Limitations of the current study include small sample size and lack of the study of MIF expression at the hepatocyte level. Further studies encompassing larger number of patients and a more longitudinal follow up are needed to explore the definitive role of MIF in pathophysiology, as well as regressionor progression of AIH notably in pediatric patients. This is particularly important, given the vulnerable nature of this age group and the effect of chronic AIH relapse that may compromise their adult life.

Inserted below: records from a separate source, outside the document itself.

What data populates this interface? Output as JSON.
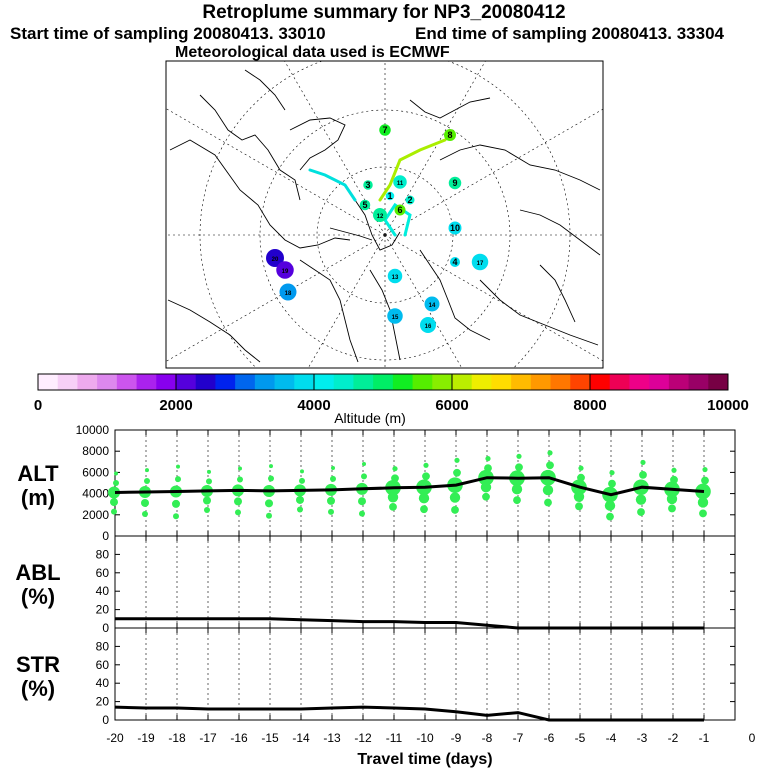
{
  "header": {
    "title": "Retroplume summary for NP3_20080412",
    "start": "Start time of sampling 20080413. 33010",
    "end": "End time of sampling 20080413. 33304",
    "met": "Meteorological data used is ECMWF"
  },
  "map": {
    "description": "Polar stereographic map, Northern Hemisphere",
    "markers": [
      {
        "label": "20",
        "alt": 2400
      },
      {
        "label": "19",
        "alt": 2200
      },
      {
        "label": "18",
        "alt": 3300
      },
      {
        "label": "17",
        "alt": 3800
      },
      {
        "label": "16",
        "alt": 3900
      },
      {
        "label": "15",
        "alt": 3700
      },
      {
        "label": "14",
        "alt": 3600
      },
      {
        "label": "13",
        "alt": 3900
      },
      {
        "label": "12",
        "alt": 4600
      },
      {
        "label": "11",
        "alt": 4500
      },
      {
        "label": "10",
        "alt": 3800
      },
      {
        "label": "9",
        "alt": 4600
      },
      {
        "label": "8",
        "alt": 5700
      },
      {
        "label": "7",
        "alt": 5200
      },
      {
        "label": "6",
        "alt": 5600
      },
      {
        "label": "5",
        "alt": 4700
      },
      {
        "label": "4",
        "alt": 3900
      },
      {
        "label": "3",
        "alt": 4600
      },
      {
        "label": "2",
        "alt": 4400
      },
      {
        "label": "1",
        "alt": 4200
      }
    ]
  },
  "colorbar": {
    "label": "Altitude (m)",
    "ticks": [
      "0",
      "2000",
      "4000",
      "6000",
      "8000",
      "10000"
    ],
    "colors": [
      "#ffeeff",
      "#f7d0f7",
      "#eeaaee",
      "#dd88ee",
      "#cc55ee",
      "#aa22ee",
      "#8800ee",
      "#5500dd",
      "#2200cc",
      "#0022ee",
      "#0066ee",
      "#0099ee",
      "#00bbee",
      "#00ddee",
      "#00eeee",
      "#00eecc",
      "#00ee99",
      "#00ee66",
      "#11ee22",
      "#55ee00",
      "#88ee00",
      "#bbee00",
      "#eeee00",
      "#ffdd00",
      "#ffbb00",
      "#ff9900",
      "#ff7700",
      "#ff4400",
      "#ff0000",
      "#ee0055",
      "#ee0088",
      "#dd0099",
      "#bb0077",
      "#990066",
      "#770044"
    ]
  },
  "chart_data": [
    {
      "type": "line",
      "panel": "ALT",
      "ylabel": "ALT\n(m)",
      "ylabel_line1": "ALT",
      "ylabel_line2": "(m)",
      "ylim": [
        0,
        10000
      ],
      "yticks": [
        "0",
        "2000",
        "4000",
        "6000",
        "8000",
        "10000"
      ],
      "x": [
        -20,
        -19,
        -18,
        -17,
        -16,
        -15,
        -14,
        -13,
        -12,
        -11,
        -10,
        -9,
        -8,
        -7,
        -6,
        -5,
        -4,
        -3,
        -2,
        -1
      ],
      "values": [
        4100,
        4150,
        4200,
        4250,
        4300,
        4250,
        4300,
        4350,
        4450,
        4550,
        4600,
        4800,
        5500,
        5450,
        5500,
        4600,
        3900,
        4600,
        4400,
        4200
      ]
    },
    {
      "type": "line",
      "panel": "ABL",
      "ylabel_line1": "ABL",
      "ylabel_line2": "(%)",
      "ylim": [
        0,
        100
      ],
      "yticks": [
        "0",
        "20",
        "40",
        "60",
        "80"
      ],
      "x": [
        -20,
        -19,
        -18,
        -17,
        -16,
        -15,
        -14,
        -13,
        -12,
        -11,
        -10,
        -9,
        -8,
        -7,
        -6,
        -5,
        -4,
        -3,
        -2,
        -1
      ],
      "values": [
        10,
        10,
        10,
        10,
        10,
        10,
        9,
        8,
        7,
        7,
        6,
        6,
        3,
        0,
        0,
        0,
        0,
        0,
        0,
        0
      ]
    },
    {
      "type": "line",
      "panel": "STR",
      "ylabel_line1": "STR",
      "ylabel_line2": "(%)",
      "ylim": [
        0,
        100
      ],
      "yticks": [
        "0",
        "20",
        "40",
        "60",
        "80"
      ],
      "xlabel": "Travel time (days)",
      "xticks": [
        "-20",
        "-19",
        "-18",
        "-17",
        "-16",
        "-15",
        "-14",
        "-13",
        "-12",
        "-11",
        "-10",
        "-9",
        "-8",
        "-7",
        "-6",
        "-5",
        "-4",
        "-3",
        "-2",
        "-1",
        "0"
      ],
      "x": [
        -20,
        -19,
        -18,
        -17,
        -16,
        -15,
        -14,
        -13,
        -12,
        -11,
        -10,
        -9,
        -8,
        -7,
        -6,
        -5,
        -4,
        -3,
        -2,
        -1
      ],
      "values": [
        14,
        13,
        13,
        12,
        12,
        12,
        12,
        13,
        14,
        13,
        12,
        9,
        5,
        8,
        0,
        0,
        0,
        0,
        0,
        0
      ]
    }
  ]
}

In conclusion, in the present study, the MIF -173GC polymorphism was associated with clinically significant markers of pediatric AIH including increased initial serum ALT levels and served as an effective predictor of necroinflammatory and fibrosis regression post immunosuppressive treatment. The prognostic value of MIF -173GC polymorphism still needs to be discovered as it will be of immeasurable value in the justification of AIH therapy.

Notes

Conflict of Interest: The authors have no financial conflicts of interest.